The subjects were then asked to walk at three different speeds (1.6 mph, 2.8 mph, and 3.9 mph) on a force-measuring treadmill at a locomotion laboratory operated by Rodger Kram, an associate professor at the CU-Boulder Department of Integrative Physiology. Their oxygen consumption and carbon dioxide production was measured during the training session, and older runners were found to have a greater energy economy than older walkers.
“Older adults who regularly participate in highly aerobic activities – running in particular – have a lower metabolic cost of walking than older, sedentary adults and… seniors who regularly walk for exercise,” Ortega said in a statement. “It’s been known for a long time that as people age their maximum aerobic capacity… declines, and that is true for runners as well. What’s new here is we found that old runners maintain their fuel economy.”

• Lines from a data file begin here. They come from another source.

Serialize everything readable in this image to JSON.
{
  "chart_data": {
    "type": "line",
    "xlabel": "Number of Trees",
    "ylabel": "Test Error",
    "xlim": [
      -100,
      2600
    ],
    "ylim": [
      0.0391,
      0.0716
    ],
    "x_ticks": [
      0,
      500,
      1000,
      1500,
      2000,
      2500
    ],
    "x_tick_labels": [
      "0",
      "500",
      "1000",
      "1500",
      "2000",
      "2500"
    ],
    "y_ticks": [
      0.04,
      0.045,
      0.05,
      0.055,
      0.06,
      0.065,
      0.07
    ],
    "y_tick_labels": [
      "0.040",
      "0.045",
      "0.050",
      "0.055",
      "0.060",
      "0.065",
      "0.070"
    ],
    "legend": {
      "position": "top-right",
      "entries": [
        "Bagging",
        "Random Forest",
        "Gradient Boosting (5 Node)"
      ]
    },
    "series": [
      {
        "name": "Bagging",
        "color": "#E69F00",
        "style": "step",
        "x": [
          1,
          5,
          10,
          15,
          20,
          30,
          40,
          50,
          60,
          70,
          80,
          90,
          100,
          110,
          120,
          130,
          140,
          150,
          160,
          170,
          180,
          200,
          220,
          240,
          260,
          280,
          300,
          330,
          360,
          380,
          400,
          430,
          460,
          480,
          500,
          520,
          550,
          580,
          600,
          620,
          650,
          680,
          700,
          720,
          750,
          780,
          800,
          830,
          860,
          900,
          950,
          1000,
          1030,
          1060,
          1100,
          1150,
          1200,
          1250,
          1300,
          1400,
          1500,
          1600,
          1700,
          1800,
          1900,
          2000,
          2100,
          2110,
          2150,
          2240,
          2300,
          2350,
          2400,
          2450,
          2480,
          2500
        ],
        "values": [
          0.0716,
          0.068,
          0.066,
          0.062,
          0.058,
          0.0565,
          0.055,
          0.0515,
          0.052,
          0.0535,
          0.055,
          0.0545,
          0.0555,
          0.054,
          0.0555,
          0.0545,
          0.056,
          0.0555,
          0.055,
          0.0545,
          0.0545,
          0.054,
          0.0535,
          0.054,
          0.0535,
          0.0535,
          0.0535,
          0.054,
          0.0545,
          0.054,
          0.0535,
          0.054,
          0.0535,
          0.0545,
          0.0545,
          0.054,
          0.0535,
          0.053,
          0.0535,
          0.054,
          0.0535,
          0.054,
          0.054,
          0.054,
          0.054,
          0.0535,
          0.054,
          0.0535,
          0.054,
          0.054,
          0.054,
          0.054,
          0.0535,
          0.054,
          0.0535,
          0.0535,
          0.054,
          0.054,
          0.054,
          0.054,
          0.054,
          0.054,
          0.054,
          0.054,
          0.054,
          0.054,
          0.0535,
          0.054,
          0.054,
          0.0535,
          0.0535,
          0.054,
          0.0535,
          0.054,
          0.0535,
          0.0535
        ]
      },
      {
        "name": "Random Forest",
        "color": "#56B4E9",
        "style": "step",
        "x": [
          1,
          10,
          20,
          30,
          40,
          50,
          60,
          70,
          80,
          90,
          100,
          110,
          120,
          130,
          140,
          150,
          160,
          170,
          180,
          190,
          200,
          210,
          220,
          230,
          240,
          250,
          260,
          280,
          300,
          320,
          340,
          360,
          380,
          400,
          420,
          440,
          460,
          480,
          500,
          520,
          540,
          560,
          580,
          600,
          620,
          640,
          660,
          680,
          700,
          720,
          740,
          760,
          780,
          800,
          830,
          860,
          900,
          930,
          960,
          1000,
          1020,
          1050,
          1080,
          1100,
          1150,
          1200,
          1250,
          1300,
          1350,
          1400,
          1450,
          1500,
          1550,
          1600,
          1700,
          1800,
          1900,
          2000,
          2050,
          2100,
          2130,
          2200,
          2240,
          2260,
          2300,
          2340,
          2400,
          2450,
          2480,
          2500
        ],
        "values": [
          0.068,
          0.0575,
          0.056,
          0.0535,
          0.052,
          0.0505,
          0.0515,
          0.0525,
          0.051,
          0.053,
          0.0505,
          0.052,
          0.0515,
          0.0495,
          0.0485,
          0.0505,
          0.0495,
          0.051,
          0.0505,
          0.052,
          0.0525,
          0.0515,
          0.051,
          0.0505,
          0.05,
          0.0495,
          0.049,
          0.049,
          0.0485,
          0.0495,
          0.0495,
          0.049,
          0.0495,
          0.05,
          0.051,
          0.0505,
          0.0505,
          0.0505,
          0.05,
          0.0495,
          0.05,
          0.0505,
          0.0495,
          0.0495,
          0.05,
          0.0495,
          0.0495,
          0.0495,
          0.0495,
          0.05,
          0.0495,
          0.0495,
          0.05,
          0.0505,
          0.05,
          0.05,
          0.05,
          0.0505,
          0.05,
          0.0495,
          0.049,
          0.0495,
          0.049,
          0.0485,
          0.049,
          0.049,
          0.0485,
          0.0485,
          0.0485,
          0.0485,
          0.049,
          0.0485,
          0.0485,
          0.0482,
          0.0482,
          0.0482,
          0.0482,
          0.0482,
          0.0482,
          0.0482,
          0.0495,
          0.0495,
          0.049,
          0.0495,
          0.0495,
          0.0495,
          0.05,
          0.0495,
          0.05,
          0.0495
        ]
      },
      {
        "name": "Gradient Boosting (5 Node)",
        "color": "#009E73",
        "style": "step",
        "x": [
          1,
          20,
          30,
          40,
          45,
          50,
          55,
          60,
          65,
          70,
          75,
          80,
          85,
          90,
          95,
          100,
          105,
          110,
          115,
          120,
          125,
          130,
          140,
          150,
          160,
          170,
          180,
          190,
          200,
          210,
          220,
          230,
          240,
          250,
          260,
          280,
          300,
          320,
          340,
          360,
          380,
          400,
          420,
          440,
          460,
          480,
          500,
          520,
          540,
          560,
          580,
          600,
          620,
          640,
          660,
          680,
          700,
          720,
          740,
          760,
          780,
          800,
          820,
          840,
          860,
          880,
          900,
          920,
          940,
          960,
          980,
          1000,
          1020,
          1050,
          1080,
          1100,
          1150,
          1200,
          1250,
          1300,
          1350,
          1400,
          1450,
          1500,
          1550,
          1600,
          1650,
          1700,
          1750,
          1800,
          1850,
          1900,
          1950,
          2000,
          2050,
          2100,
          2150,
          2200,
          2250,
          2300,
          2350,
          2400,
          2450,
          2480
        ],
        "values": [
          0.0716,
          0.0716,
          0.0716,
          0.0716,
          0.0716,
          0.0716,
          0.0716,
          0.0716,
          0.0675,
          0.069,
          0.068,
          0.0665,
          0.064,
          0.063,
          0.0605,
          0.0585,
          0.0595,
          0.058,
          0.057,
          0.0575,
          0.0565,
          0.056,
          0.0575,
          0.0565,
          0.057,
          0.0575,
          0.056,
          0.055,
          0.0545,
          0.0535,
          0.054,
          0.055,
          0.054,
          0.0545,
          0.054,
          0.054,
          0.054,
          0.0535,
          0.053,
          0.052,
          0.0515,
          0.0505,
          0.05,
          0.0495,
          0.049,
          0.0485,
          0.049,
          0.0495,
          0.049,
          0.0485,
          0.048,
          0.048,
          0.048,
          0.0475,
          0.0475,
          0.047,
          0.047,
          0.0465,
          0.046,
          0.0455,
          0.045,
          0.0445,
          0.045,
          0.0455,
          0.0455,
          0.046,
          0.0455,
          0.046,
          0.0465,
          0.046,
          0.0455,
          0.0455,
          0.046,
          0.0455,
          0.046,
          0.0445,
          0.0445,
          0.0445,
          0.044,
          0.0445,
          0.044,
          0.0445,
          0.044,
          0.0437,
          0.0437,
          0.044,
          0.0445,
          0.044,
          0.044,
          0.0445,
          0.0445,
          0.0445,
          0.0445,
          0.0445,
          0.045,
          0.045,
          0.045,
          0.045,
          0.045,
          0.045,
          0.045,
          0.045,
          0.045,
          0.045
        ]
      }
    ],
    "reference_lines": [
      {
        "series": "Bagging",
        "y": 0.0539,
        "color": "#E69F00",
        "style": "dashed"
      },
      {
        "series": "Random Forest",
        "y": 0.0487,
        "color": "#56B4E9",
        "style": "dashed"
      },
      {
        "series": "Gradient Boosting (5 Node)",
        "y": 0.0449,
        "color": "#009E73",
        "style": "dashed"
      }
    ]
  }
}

“The bottom line is that running keeps you younger, at least in terms of energy efficiency,” added Kram, a co-author on the study. “Walking for exercise has many positive health effects, like fending off heart disease, diabetes, weight gain and depression – it’s just that walking efficiency does not seem to be one of them. Because we found no external biomechanical differences between the older walkers and runners, we suspect the higher efficiency of senior runners is coming from their muscle cells.”
Specifically, he believed that mitochondria could be involved. Mitochondria, which are small bodies found inside individual cells, generate a type of chemical energy (adenosine triphosphate or ATP) that powers a person’s muscle fibers and allows them to move, lift heavy objects and, of course, run.
Those who exercise regularly generally have greater amounts of mitochondria in their cells, which given them more energy to power larger muscles, Kram said. However, he noted that additional research was required to determine exactly what impact mitochondria have on the increased energy efficiency demonstrated by seniors who run.
“It was surprising to find that older adults who regularly run for exercise are better walkers than older adults who regularly walk for exercise,” noted Owen Beck, a co-author of the study and a graduate student at CU-Boulder. “The take-home message of the study is that consistently running for exercise seems to slow down the aging process and allows older individuals to move more easily, improving their independence and quality of life.”